Friday, June 25, 2010

Future Islands's "An Apology"




I have a theory about listening to New Order: it is really good for you! If you came to me and said, "Corey, 98% of the good music made in the last thirty years is a direct result of people listening to New Order," I would say, "You're probably right." (I would also say, "HEY, WHO'S WRITING THE BLOG HERE, PROFESSOR STATISTICS??") Baltimore's Future Islands know what you're talking about, too, and thank the maker for that.

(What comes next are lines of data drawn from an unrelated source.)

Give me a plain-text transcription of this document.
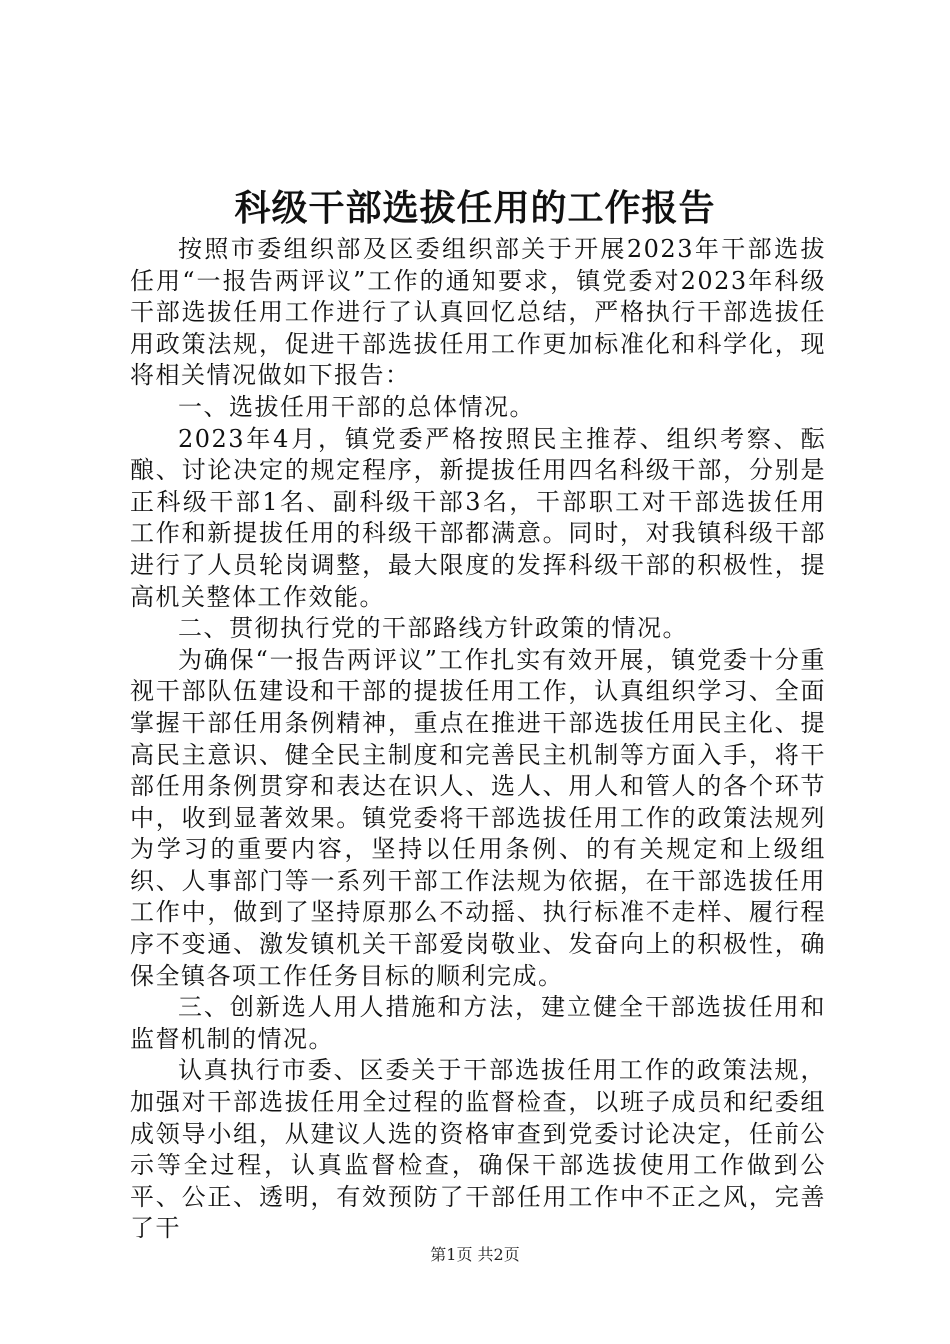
科级干部选拔任用的工作报告

按照市委组织部及区委组织部关于开展2023年干部选拔任用“一报告两评议”工作的通知要求，镇党委对2023年科级干部选拔任用工作进行了认真回忆总结，严格执行干部选拔任用政策法规，促进干部选拔任用工作更加标准化和科学化，现将相关情况做如下报告：

一、选拔任用干部的总体情况。

2023年4月，镇党委严格按照民主推荐、组织考察、酝酿、讨论决定的规定程序，新提拔任用四名科级干部，分别是正科级干部1名、副科级干部3名，干部职工对干部选拔任用工作和新提拔任用的科级干部都满意。同时，对我镇科级干部进行了人员轮岗调整，最大限度的发挥科级干部的积极性，提高机关整体工作效能。

二、贯彻执行党的干部路线方针政策的情况。

为确保“一报告两评议”工作扎实有效开展，镇党委十分重视干部队伍建设和干部的提拔任用工作，认真组织学习、全面掌握干部任用条例精神，重点在推进干部选拔任用民主化、提高民主意识、健全民主制度和完善民主机制等方面入手，将干部任用条例贯穿和表达在识人、选人、用人和管人的各个环节中，收到显著效果。镇党委将干部选拔任用工作的政策法规列为学习的重要内容，坚持以任用条例、的有关规定和上级组织、人事部门等一系列干部工作法规为依据，在干部选拔任用工作中，做到了坚持原那么不动摇、执行标准不走样、履行程序不变通、激发镇机关干部爱岗敬业、发奋向上的积极性，确保全镇各项工作任务目标的顺利完成。

三、创新选人用人措施和方法，建立健全干部选拔任用和监督机制的情况。

认真执行市委、区委关于干部选拔任用工作的政策法规，加强对干部选拔任用全过程的监督检查，以班子成员和纪委组成领导小组，从建议人选的资格审查到党委讨论决定，任前公示等全过程，认真监督检查，确保干部选拔使用工作做到公平、公正、透明，有效预防了干部任用工作中不正之风，完善了干

第1页 共2页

I've been thinking for a while on which song to write about when holding up to you the band's latest effort, In Evening Air, as the most exciting record I've heard in 2010. Should it be "Swept Inside," the track that best crystallizes the band's update of New Order, built upon a Peter Hook-style is-that-a-bass-or-guitar hook and an absolutely transcendent outro (and which begs for a 12" extended cut, so that the simple melody can go on forever and ever)? Or should it be "Long Flight," which sees synths interlocking with that bass again, all tension and all building to vocalist Samuel T. Herring's flooring outburst in the song's final seconds? Maybe "Inch of Dust," replete with the absolutely huge beat that drives its themes of loss and reconnection right through your heart via your hips?

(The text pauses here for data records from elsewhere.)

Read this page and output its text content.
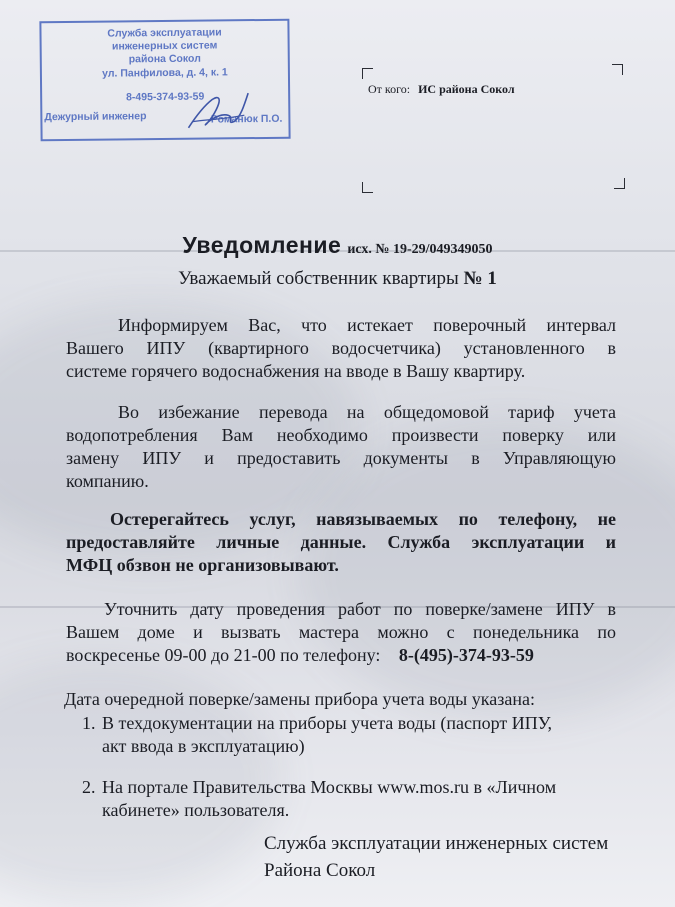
Служба эксплуатации
инженерных систем
района Сокол
ул. Панфилова, д. 4, к. 1
8-495-374-93-59
Дежурный инженер	Романюк П.О.
От кого: ИС района Сокол
Уведомление исх. № 19-29/049349050
Уважаемый собственник квартиры № 1
Информируем Вас, что истекает поверочный интервал
Вашего ИПУ (квартирного водосчетчика) установленного в
системе горячего водоснабжения на вводе в Вашу квартиру.
Во избежание перевода на общедомовой тариф учета
водопотребления Вам необходимо произвести поверку или
замену ИПУ и предоставить документы в Управляющую
компанию.
Остерегайтесь услуг, навязываемых по телефону, не
предоставляйте личные данные. Служба эксплуатации и
МФЦ обзвон не организовывают.
Уточнить дату проведения работ по поверке/замене ИПУ в
Вашем доме и вызвать мастера можно с понедельника по
воскресенье 09-00 до 21-00 по телефону: 8-(495)-374-93-59
Дата очередной поверке/замены прибора учета воды указана:
1. В техдокументации на приборы учета воды (паспорт ИПУ,
акт ввода в эксплуатацию)
2. На портале Правительства Москвы www.mos.ru в «Личном
кабинете» пользователя.
Служба эксплуатации инженерных систем
Района Сокол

I suppose, though, that it has to be "An Apology". (Although, really I suppose that I put a couple of extra tracks at the bottom of this post, because who cares let's get crazy!). Like most of the tracks on the record, it's a song based on a slow build, simple drum programming letting the instruments breathe and create a sense of insistency and burning urgency. That's one of the reasons it's so difficult to pinpoint one song to highlight from In Evening Air -- the album works so well as a whole, each song relying heavily on mood and tone to tunnel its way into your brain, where it will make camp and become your new landlord.

"An Apology" lets Herring get his Tom Waits on, if Tom Waits had immersed himself in the Factory Records scene of the 1980s, instead of New Orleans roots music. Herring's vocals here have what you might call "texture". His lungs are crawling out of his throat. When he hits the refrain -- "so far away / so far away" -- I feel like my trachea's about to rip itself to shreds by proximity. In other words, he's got a knack for a convincing delivery. There's heartbreak, here. His voice inflates those simple lyrics to a place that makes them the most important, the most critical sentiment he could utter, and we believe the authenticity coming through the microphone. It's as real as it gets for us, too.

Crucially, Herring doesn't always sing this way. In Evening Air shows him in perfect control, understated when the mood suits him and confident enough in his melodies not to feel the need to max out the levels on every track. He lets the band guide him to where he needs to be. Listen to that distorted squall that caps out "An Apology," and you hear a group of musicians perfectly attuned to one another, each member of the band contributing to a deceptively complex blanket of sound that evokes their desired mood utterly and entirely. I'm on board for the duration.